Wickedly funny and entirely unprejudiced with its targets – no show is safe. From Les Misérables to Phantom, Matilda to Billy Elliot, Wicked to Miss Saigon – all the big shows get the Garry Lake treatment, and the cast are not afraid to mock their own appearances in shows either.
A fabulous quartet cast of Scott Garnham, Jodie Jacobs, Lizzy Connolly and Simon Bailey powered through two hours of costume changes, spoofing the shows, packing in the inside jokes and ultimately delivering quality vocals on the parody songs.
A nice mix of individual and ensemble performances, seamlessly linked together, it’s easy to forget it is just the four of them covering all the roles.
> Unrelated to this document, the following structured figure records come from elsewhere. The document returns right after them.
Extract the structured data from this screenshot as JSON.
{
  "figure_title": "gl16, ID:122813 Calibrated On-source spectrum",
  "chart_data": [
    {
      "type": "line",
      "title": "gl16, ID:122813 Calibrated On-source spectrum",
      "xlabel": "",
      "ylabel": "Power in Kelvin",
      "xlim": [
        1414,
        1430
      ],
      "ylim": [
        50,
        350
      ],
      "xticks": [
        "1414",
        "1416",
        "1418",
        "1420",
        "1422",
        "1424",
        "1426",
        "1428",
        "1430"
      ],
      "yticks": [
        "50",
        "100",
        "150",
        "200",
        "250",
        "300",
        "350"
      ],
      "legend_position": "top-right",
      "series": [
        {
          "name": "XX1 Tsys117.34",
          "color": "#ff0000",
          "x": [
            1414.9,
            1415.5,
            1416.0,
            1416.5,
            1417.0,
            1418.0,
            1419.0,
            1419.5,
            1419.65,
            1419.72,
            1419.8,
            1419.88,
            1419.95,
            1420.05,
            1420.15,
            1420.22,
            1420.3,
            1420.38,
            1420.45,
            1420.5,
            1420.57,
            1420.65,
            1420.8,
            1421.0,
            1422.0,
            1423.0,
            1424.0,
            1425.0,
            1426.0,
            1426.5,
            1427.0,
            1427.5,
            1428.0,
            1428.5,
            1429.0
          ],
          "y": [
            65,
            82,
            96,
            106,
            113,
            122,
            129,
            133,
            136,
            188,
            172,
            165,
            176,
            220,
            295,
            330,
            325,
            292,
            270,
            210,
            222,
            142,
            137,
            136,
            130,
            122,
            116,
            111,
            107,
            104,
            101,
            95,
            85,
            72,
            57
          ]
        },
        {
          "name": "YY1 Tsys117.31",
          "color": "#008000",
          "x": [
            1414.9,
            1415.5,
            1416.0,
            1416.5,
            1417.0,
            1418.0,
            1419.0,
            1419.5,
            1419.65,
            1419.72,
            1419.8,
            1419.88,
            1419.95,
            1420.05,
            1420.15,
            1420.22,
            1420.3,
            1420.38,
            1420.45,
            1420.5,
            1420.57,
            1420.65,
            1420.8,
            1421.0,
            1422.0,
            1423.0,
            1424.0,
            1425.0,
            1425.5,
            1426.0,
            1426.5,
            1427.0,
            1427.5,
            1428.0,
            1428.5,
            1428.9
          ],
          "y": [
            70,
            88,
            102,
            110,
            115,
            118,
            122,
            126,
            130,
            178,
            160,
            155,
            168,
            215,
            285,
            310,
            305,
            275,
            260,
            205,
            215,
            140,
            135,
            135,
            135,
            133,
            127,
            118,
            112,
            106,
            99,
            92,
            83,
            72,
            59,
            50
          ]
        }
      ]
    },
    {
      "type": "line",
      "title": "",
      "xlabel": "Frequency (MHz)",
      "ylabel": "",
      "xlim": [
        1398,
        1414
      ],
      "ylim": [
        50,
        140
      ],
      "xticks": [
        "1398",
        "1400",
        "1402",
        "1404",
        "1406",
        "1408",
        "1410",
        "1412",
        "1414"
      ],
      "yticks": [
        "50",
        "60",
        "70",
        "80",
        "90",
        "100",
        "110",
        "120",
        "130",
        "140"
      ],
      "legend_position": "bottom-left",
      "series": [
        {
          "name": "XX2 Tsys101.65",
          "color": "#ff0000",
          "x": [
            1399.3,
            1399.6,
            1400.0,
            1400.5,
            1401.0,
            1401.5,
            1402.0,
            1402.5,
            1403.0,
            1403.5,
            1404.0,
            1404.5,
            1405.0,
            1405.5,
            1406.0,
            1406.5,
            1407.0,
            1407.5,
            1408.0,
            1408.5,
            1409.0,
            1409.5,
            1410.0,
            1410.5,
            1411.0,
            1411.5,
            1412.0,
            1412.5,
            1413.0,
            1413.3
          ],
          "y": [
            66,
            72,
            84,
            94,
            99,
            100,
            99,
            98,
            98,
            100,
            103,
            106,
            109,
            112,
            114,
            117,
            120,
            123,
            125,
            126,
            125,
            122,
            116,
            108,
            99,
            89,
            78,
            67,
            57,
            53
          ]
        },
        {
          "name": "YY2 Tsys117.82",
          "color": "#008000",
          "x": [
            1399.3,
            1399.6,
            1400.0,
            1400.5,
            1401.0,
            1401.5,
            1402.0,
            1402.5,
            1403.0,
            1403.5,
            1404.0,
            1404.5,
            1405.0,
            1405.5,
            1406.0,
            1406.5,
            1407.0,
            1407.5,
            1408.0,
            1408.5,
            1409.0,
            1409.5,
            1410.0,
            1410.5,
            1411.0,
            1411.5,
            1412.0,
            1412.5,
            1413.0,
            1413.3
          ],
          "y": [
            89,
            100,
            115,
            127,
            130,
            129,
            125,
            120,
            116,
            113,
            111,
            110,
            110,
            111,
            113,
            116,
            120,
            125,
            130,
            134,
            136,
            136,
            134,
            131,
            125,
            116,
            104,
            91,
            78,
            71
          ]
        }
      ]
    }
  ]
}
Particular highlights were Scott Garnham’s portrayal of Killian Donnelly (in a Memphis/Kinky Boots mashup) and Lizzy Connolly’s pitch-perfect performance as a ‘Part Time Christine’ – a tribute to the casting arrangements over at Phantom of the Opera.
Jodie Jacobs had me in stitches throughout with her characters such as Billy Elliot and, in her words, “the only Jew in a Christmas show” for the Elf finale, but her skit as Sheridan Smith in Funny Girl, with Simon Bailey as an increasingly creepy David Babani – director of the Menier Chocolate Factory – in a Charlie and the Chocolate Factory parody, was just perfectly delivered.
I’d not seen this show before, but it seems to come back for a limited run every couple of years or so. Clearly new bits are added all the time, as it was all topical and relevant to today’s West End selection. In terms of prior in-depth knowledge of shows is concerned, it definitely helps some of the in-jokes land, but as long as you have a general overview of the main shows, you’ll enjoy this tongue-in-cheek view of Theatreland.